Síria: Poderes de Fato e a Ilusão da Salvação. Vozes e Contribuições Pessoais

Texto por Kharif


Pode-se descrever a situação atual na Síria como um colapso completo do que poderíamos chamar de fronteiras éticas que antes eram vigentes, ou, de outra forma, como um colapso social em todos os níveis, impulsionado com força pelo poder vigente em Damasco, indiferente às consequências desse colapso. Essa indiferença é uma das principais razões — se não a razão principal — do que vemos e vivenciamos em termos de violência.

O poder de fato não se vê como beneficiário caso se mova em direção a reformas e à justiça de transição, pois isso implicaria perder parte de sua identidade essencial. Não é flexível de forma alguma, ao contrário da imagem que tenta projetar; chamá-lo de flexível seria quase uma piada. A descrição mais precisa é a de que a violência é sua ferramenta central: ele a produz, a permite e ainda recompensa seus autores — o que ajuda a explicar a dimensão dos crimes que testemunhamos e que permanecem impunes.

O que impressiona é a recepção positiva ao discurso vazio de lógica apresentado pelo poder, baseado em uma repetição superficial de ideias. Talvez não seja tão surpreendente, pois a lógica prejudica qualquer representação do governante de Damasco hoje. Essa ausência de lógica fica evidente ao observar um dos porta-vozes do regime na mídia: ao ser questionado sobre sua declaração, ele simplesmente a repete; na prática, não se questionam nem justificam suas ações, mas veem em si mesmos o direito refletido em seus próprios espelhos.

Portanto, tudo o que é dito nesse contexto, independentemente da forma, serve para justificar tipos de violência e violações. Mesmo que o porta-voz seja um pouco mais astuto, seu máximo será a cantilena da “crítica construtiva”. Porém, não há espaço para criticar o crime; supondo que haja alguma lógica ética universal, limitar-se a criticar apenas as milícias de morte espalhadas pelo país seria ingênuo, pois o correto diante dos perpetradores de violência é rejeitá-los, resistir a eles, condená-los e levá-los à justiça.

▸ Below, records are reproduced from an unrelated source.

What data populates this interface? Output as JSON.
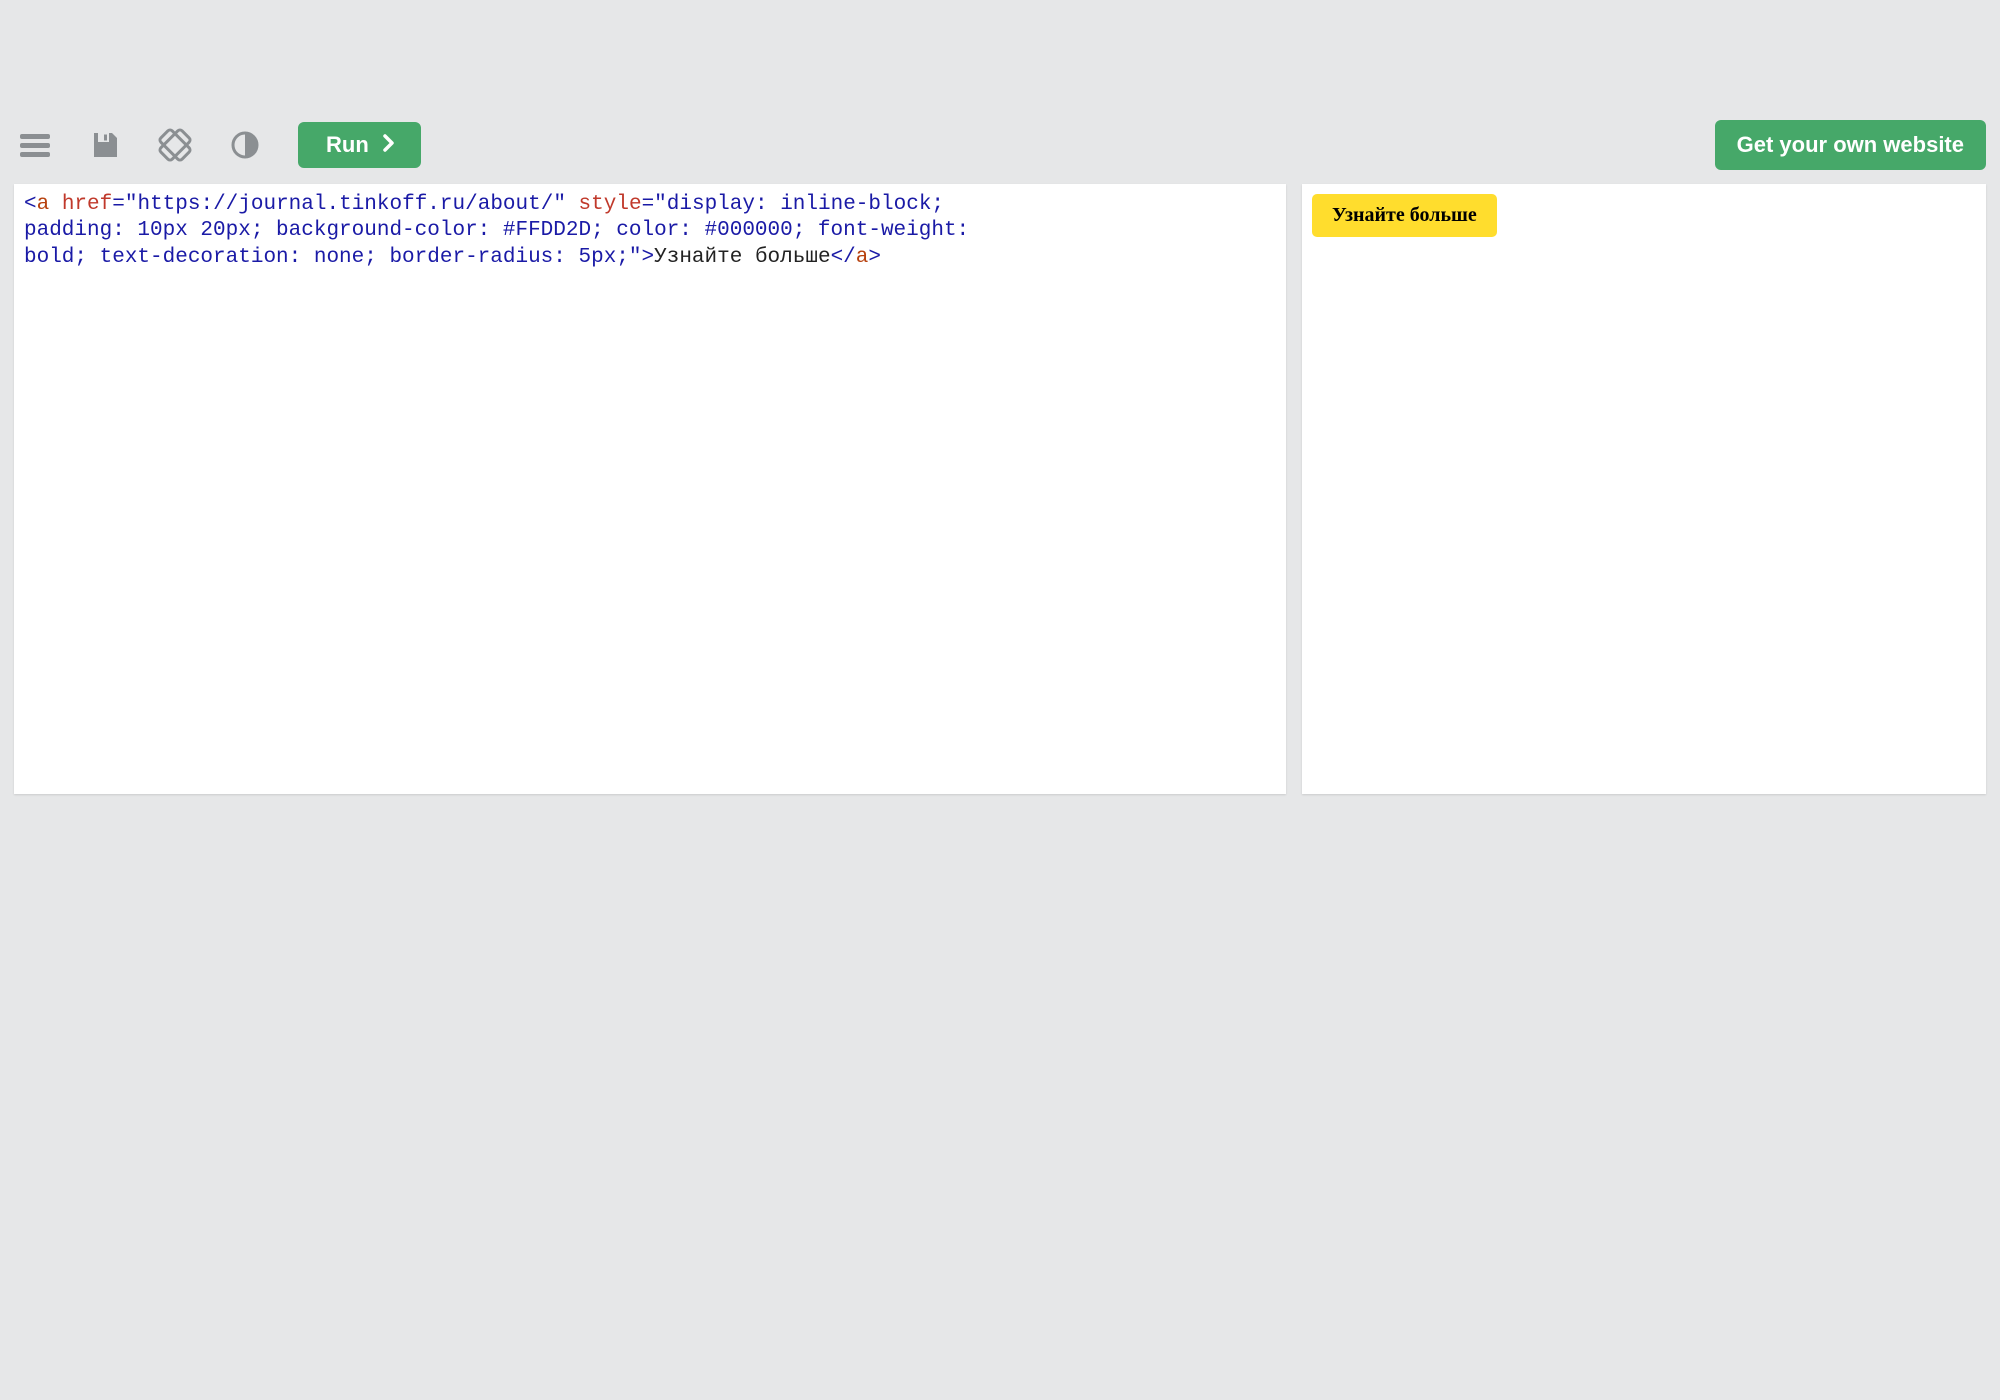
{
  "toolbar": {
    "run_label": "Run",
    "own_site_label": "Get your own website"
  },
  "code": {
    "tag": "a",
    "href_attr": "href",
    "href_val": "\"https://journal.tinkoff.ru/about/\"",
    "style_attr": "style",
    "style_val_1": "\"display: inline-block; ",
    "style_val_2": "padding: 10px 20px; background-color: #FFDD2D; color: #000000; font-weight: ",
    "style_val_3": "bold; text-decoration: none; border-radius: 5px;\"",
    "inner_text": "Узнайте больше"
  },
  "preview": {
    "button_text": "Узнайте больше"
  }
}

O que ocorreu no litoral da Síria e que continua ocorrendo hoje em Al Suweida e em outras regiões, em termos de violações, representa claramente a metodologia e a estrutura do poder — sem qualquer nebulosidade ou manobra: de acordo com os tratados de direitos humanos e a ausência de um quadro legal sírio, trata-se de crimes de guerra.

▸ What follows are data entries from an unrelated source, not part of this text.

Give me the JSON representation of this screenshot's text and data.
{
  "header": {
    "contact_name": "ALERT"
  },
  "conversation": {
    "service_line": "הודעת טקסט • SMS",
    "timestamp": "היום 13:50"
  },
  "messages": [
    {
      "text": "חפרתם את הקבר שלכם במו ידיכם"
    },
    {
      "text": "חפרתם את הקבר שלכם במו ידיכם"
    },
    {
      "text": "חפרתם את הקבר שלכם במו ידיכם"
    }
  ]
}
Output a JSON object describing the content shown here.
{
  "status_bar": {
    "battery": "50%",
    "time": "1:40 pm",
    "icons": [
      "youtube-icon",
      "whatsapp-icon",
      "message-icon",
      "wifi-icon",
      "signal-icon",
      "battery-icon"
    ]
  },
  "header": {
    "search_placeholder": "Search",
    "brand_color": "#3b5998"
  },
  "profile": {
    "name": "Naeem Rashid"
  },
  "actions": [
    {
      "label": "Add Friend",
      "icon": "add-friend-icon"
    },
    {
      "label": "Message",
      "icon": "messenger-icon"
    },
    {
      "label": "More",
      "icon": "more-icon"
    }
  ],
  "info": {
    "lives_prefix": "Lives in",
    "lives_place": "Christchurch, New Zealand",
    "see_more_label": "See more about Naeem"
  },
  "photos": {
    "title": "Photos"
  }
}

As gangues/milícias criminosas que se autodenominam governo utilizam a mobilização tribal e a convocação geral para matar com base em identidade e saquear tudo que podem, algo que contradiz completamente a lógica de qualquer conceito de “Estado”.

Hoje, ouvimos um discurso único repetido em todas as plataformas disponíveis, que difama qualquer dissidente, demoniza-o e promove uma cultura de rejeição e desprezo pelo outro — preparando o terreno para a aceitação da violência e consolidando a base popular das massacres.

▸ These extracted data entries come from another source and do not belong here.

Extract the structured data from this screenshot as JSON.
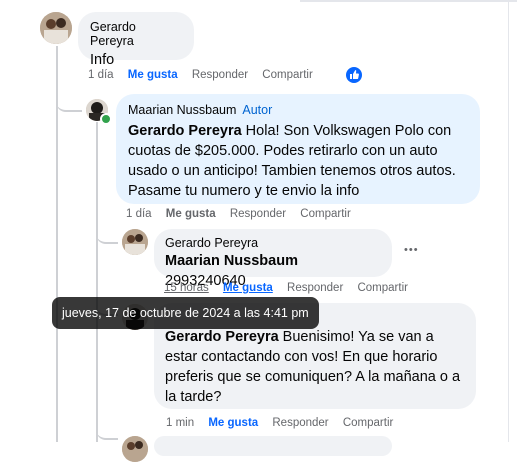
{
  "comments": [
    {
      "author": "Gerardo Pereyra",
      "text": "Info",
      "actions": {
        "time": "1 día",
        "like": "Me gusta",
        "reply": "Responder",
        "share": "Compartir"
      }
    },
    {
      "author": "Maarian Nussbaum",
      "badge": "Autor",
      "mention": "Gerardo Pereyra",
      "text": " Hola! Son Volkswagen Polo con cuotas de $205.000. Podes retirarlo con un auto usado o un anticipo! Tambien tenemos otros autos. Pasame tu numero y te envio la info",
      "actions": {
        "time": "1 día",
        "like": "Me gusta",
        "reply": "Responder",
        "share": "Compartir"
      }
    },
    {
      "author": "Gerardo Pereyra",
      "mention": "Maarian Nussbaum",
      "text": " 2993240640",
      "actions": {
        "time": "15 horas",
        "like": "Me gusta",
        "reply": "Responder",
        "share": "Compartir"
      }
    },
    {
      "mention": "Gerardo Pereyra",
      "text": " Buenisimo! Ya se van a estar contactando con vos! En que horario preferis que se comuniquen? A la mañana o a la tarde?",
      "actions": {
        "time": "1 min",
        "like": "Me gusta",
        "reply": "Responder",
        "share": "Compartir"
      }
    }
  ],
  "tooltip": "jueves, 17 de octubre de 2024 a las 4:41 pm",
  "more_label": "•••",
  "colors": {
    "accent": "#0866ff",
    "bubble": "#f0f2f5",
    "author_bubble": "#e7f3ff",
    "online": "#31a24c"
  }
}
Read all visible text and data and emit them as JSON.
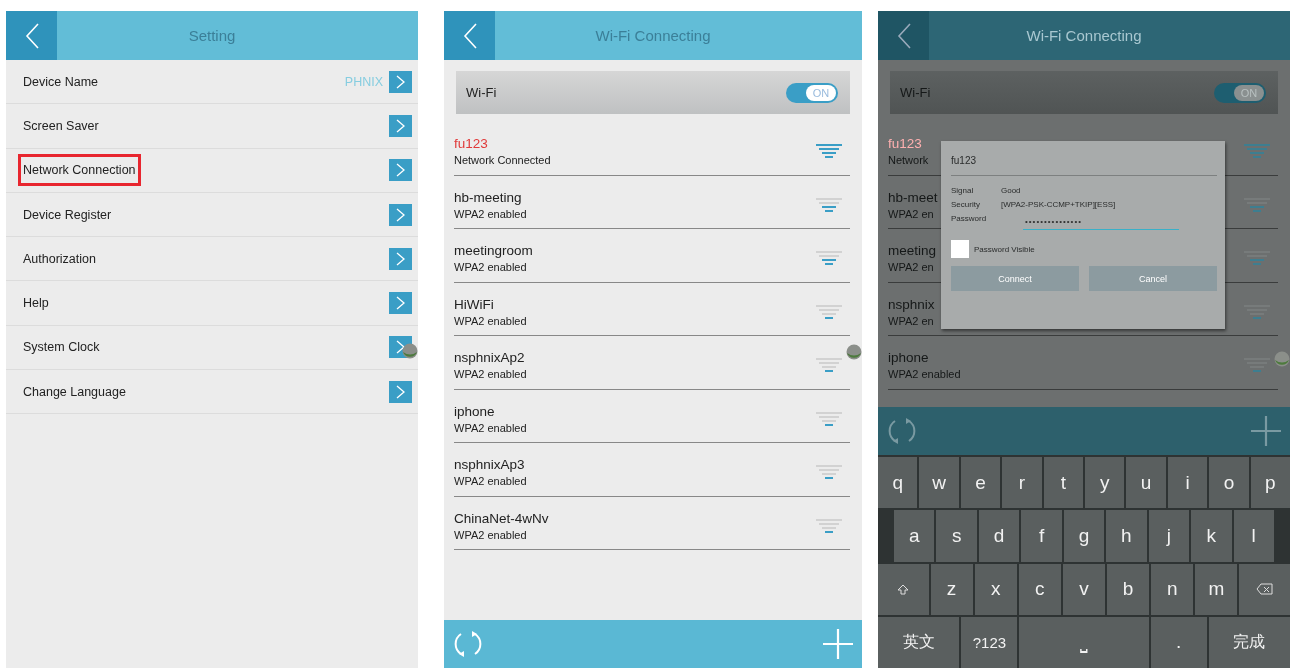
{
  "screens": [
    {
      "kind": "settings",
      "title": "Setting",
      "dimmed": false,
      "items": [
        {
          "label": "Device Name",
          "value": "PHNIX",
          "highlighted": false
        },
        {
          "label": "Screen Saver",
          "highlighted": false
        },
        {
          "label": "Network Connection",
          "highlighted": true
        },
        {
          "label": "Device Register",
          "highlighted": false
        },
        {
          "label": "Authorization",
          "highlighted": false
        },
        {
          "label": "Help",
          "highlighted": false
        },
        {
          "label": "System Clock",
          "highlighted": false
        },
        {
          "label": "Change Language",
          "highlighted": false
        }
      ]
    },
    {
      "kind": "wifi",
      "title": "Wi-Fi Connecting",
      "dimmed": false,
      "wifi": {
        "label": "Wi-Fi",
        "on": true,
        "switch_text": "ON"
      },
      "networks": [
        {
          "name": "fu123",
          "status": "Network Connected",
          "connected": true,
          "kind": "strong"
        },
        {
          "name": "hb-meeting",
          "status": "WPA2 enabled",
          "connected": false,
          "kind": "good"
        },
        {
          "name": "meetingroom",
          "status": "WPA2 enabled",
          "connected": false,
          "kind": "good"
        },
        {
          "name": "HiWiFi",
          "status": "WPA2 enabled",
          "connected": false,
          "kind": "weak"
        },
        {
          "name": "nsphnixAp2",
          "status": "WPA2 enabled",
          "connected": false,
          "kind": "weak"
        },
        {
          "name": "iphone",
          "status": "WPA2 enabled",
          "connected": false,
          "kind": "weak"
        },
        {
          "name": "nsphnixAp3",
          "status": "WPA2 enabled",
          "connected": false,
          "kind": "weak"
        },
        {
          "name": "ChinaNet-4wNv",
          "status": "WPA2 enabled",
          "connected": false,
          "kind": "weak"
        }
      ]
    },
    {
      "kind": "wifi",
      "title": "Wi-Fi Connecting",
      "dimmed": true,
      "wifi": {
        "label": "Wi-Fi",
        "on": true,
        "switch_text": "ON"
      },
      "networks": [
        {
          "name": "fu123",
          "status": "Network",
          "connected": true,
          "kind": "strong"
        },
        {
          "name": "hb-meet",
          "status": "WPA2 en",
          "connected": false,
          "kind": "good"
        },
        {
          "name": "meeting",
          "status": "WPA2 en",
          "connected": false,
          "kind": "good"
        },
        {
          "name": "nsphnix",
          "status": "WPA2 en",
          "connected": false,
          "kind": "weak"
        },
        {
          "name": "iphone",
          "status": "WPA2 enabled",
          "connected": false,
          "kind": "weak"
        }
      ],
      "dialog": {
        "title": "fu123",
        "fields": [
          {
            "label": "Signal",
            "value": "Good"
          },
          {
            "label": "Security",
            "value": "[WPA2-PSK-CCMP+TKIP][ESS]"
          }
        ],
        "password_label": "Password",
        "password": "•••••••••••••••",
        "show_password": {
          "label": "Password Visible",
          "checked": false
        },
        "buttons": [
          "Connect",
          "Cancel"
        ]
      },
      "keyboard": [
        [
          {
            "kind": "char",
            "label": "q"
          },
          {
            "kind": "char",
            "label": "w"
          },
          {
            "kind": "char",
            "label": "e"
          },
          {
            "kind": "char",
            "label": "r"
          },
          {
            "kind": "char",
            "label": "t"
          },
          {
            "kind": "char",
            "label": "y"
          },
          {
            "kind": "char",
            "label": "u"
          },
          {
            "kind": "char",
            "label": "i"
          },
          {
            "kind": "char",
            "label": "o"
          },
          {
            "kind": "char",
            "label": "p"
          }
        ],
        [
          {
            "kind": "char",
            "label": "a"
          },
          {
            "kind": "char",
            "label": "s"
          },
          {
            "kind": "char",
            "label": "d"
          },
          {
            "kind": "char",
            "label": "f"
          },
          {
            "kind": "char",
            "label": "g"
          },
          {
            "kind": "char",
            "label": "h"
          },
          {
            "kind": "char",
            "label": "j"
          },
          {
            "kind": "char",
            "label": "k"
          },
          {
            "kind": "char",
            "label": "l"
          }
        ],
        [
          {
            "kind": "shift"
          },
          {
            "kind": "char",
            "label": "z"
          },
          {
            "kind": "char",
            "label": "x"
          },
          {
            "kind": "char",
            "label": "c"
          },
          {
            "kind": "char",
            "label": "v"
          },
          {
            "kind": "char",
            "label": "b"
          },
          {
            "kind": "char",
            "label": "n"
          },
          {
            "kind": "char",
            "label": "m"
          },
          {
            "kind": "backspace"
          }
        ],
        [
          {
            "kind": "wide",
            "label": "英文"
          },
          {
            "kind": "char",
            "label": "?123"
          },
          {
            "kind": "space",
            "label": "⎵"
          },
          {
            "kind": "char",
            "label": "."
          },
          {
            "kind": "wide",
            "label": "完成"
          }
        ]
      ]
    }
  ]
}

Para alguns, pode ser chocante receber e até celebrar essa violência, mas isso é esperado de um poder desse tipo, que desempenha um papel central na produção da imagem das vítimas como “não humanas”, que “merecem” a violência, responsabilizando-as por uma instabilidade futura que o próprio poder “prevê” e cria. Simultaneamente, nos afoga com informações enganosas, consumindo tempo para verificar sua veracidade e retardando que grupos e indivíduos cheguem à pergunta mais importante: quem é realmente responsável pelo que acontece? A resposta, claro, não é esperada, mas buscamos caminhos para a responsabilização legal.

Avaliar os eventos em geral e, em seguida, escolher julgar “indivíduos” e atribuir a eles o peso da máquina de violência em funcionamento é uma violência renovada que não trata o crime, como tentar extirpar um tumor maligno de um corpo tomado pela doença. Isso é exatamente o que representam as encenações de investigações sobre massacres e violações no litoral. Em resumo, não é possível separar as violações “individuais” — como alguns tentam chamá-las — da estrutura do poder.

Hoje, Al-Joulani obtém parte de sua força a partir da falsa sensação de sobrevivência que o povo acreditou ter e continua a sustentar após o declínio do regime Assad. O que vivemos hoje é o governo de novos indivíduos que enfraqueceram as instituições por falta de experiência e destruíram o que restava, por meio da expansão de seus grupos armados.

Talvez, como sírios, devamos tentar descrever a realidade que vivemos tal como ela é, para que possamos, a partir de sua clareza, buscar soluções que talvez salvem o que resta e o que ainda pode ser preservado.